My Business Bank Account Is Empty, Why Am I Still Showing A Profit?
This is something that often comes up during tax season so I want to take the time now before year-end to go through it so you can make decisions before year-end.
- In this discussion we are assuming cash basis accounting. Items get recorded as they occur (incoming cash is a sale when it comes in and an expense is recorded when it is spent).
- We also need to understand the difference between an income statement and balance sheet. We did an entire series on this awhile back that you can check out here.
- As discussed above, owner draws are not expenses so you transfer money to your personal account via owner draw, the money leaves the business but does not reduce income.
- Business Sales: $200,000
- Business Expenses (Pre-Payroll): $80,000
- Payroll Expenses (including payments to S Corp Owners): $50,000
- Owner Draw: $40,000
- Business Profit: $70,000 (Business Sales – Business Expenses – Payroll Expenses) – Note: owner draw did not reduce profit
- Bank Balance: $30,000 (Sales – Expenses – Payroll – Draw) – Note: This is assuming the only activity in the business account was the items in the facts with no beginning balance.
- So in this example the business has profit of $70,000 but a business bank balance of only $30,000 because $40,000 of that was related to owner draws which is a balance sheet item, not an income statement item!
- Other Reasons:
- Loan Payments: Only the interest piece of a loan payment is deductible, the principal is not (this is just a balance sheet item).
- Credit Card Payments: Get the tax deduction when transaction occurs not when paid. Could cause a timing issue with a CC balance in prior year that wasn’t paid until this year.
Always remember, with a pass through entity you are taxed on the profit of the business regardless of how much money you leave in or take out of the business.

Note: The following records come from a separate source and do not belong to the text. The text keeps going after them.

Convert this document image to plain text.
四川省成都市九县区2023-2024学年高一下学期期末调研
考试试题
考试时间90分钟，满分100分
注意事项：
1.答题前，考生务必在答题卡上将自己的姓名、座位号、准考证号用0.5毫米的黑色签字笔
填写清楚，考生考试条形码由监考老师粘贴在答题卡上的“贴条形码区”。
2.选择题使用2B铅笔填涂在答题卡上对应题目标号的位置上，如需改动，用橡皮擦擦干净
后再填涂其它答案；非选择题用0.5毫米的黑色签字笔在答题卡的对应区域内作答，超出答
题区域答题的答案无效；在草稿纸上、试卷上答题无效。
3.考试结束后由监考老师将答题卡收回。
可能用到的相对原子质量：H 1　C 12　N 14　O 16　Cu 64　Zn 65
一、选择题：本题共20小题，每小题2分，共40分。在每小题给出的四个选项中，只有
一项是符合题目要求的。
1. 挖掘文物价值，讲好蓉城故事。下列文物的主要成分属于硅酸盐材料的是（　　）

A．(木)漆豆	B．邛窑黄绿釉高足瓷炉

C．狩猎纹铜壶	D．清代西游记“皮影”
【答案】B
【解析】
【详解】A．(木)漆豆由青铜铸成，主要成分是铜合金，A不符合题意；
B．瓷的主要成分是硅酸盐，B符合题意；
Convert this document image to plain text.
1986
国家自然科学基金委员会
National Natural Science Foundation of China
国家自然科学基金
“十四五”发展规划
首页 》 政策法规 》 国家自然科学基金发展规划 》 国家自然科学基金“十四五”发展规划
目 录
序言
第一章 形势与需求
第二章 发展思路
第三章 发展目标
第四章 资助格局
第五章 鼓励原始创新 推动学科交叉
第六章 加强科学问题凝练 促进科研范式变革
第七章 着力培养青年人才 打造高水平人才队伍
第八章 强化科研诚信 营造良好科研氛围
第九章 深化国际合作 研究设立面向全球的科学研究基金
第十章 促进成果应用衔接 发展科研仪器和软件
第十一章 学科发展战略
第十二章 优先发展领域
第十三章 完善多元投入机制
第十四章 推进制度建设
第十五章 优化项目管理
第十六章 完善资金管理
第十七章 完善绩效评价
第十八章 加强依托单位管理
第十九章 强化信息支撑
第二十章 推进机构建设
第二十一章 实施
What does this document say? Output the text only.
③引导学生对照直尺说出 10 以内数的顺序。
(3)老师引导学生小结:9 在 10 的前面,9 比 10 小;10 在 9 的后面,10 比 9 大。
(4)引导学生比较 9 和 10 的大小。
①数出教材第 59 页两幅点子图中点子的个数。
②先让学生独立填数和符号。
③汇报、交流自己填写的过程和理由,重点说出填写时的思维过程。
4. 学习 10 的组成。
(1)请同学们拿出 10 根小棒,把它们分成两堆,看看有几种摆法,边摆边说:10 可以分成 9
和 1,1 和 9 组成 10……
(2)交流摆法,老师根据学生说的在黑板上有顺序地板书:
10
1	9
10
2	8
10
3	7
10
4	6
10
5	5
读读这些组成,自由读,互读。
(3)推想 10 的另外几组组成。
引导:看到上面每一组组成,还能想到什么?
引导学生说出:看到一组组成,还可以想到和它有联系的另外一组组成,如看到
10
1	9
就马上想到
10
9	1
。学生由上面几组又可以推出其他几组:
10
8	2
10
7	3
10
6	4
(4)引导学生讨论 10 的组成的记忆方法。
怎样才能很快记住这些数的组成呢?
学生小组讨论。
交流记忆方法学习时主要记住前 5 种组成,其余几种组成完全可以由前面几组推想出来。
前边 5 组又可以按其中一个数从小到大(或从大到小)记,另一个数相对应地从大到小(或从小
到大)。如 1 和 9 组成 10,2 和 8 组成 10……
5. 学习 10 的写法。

What Do I Need To Know About Paying Myself Before Year-End and Key Take-Aways
- The most common types of small business owners we see are Sole Props/Single Member LLCs or S Corps which means you would only need to worry about draws and/or salary.
- Taking an owners draw is actually very simple, do not over complicate it. Simply take money from your business bank account and put it in your personal account.
- If you need money personally, ALWAYS transfer it first to your personal account and then spend it. Do not start paying for personal items out of your business bank account.
- If you operate as a Sole Proprietor, Single Member LLC, or Partnership you are not legally allowed to pay yourself, as an owner, via payroll.
- If you operate as an S Corp you are REQUIRED to take a reasonable salary (payroll) and if you have not done that yet this year, be sure to run a catch-up now.
Keep all of this in mind as we are closing out the year because once the calendar rolls over to the New Year, the majority of tax planning opportunities get tossed out the window.
You have time now, take a couple hours to strategize and implement so you can ensure when you file your tax return you are paying the lease amount in taxes as legally possible!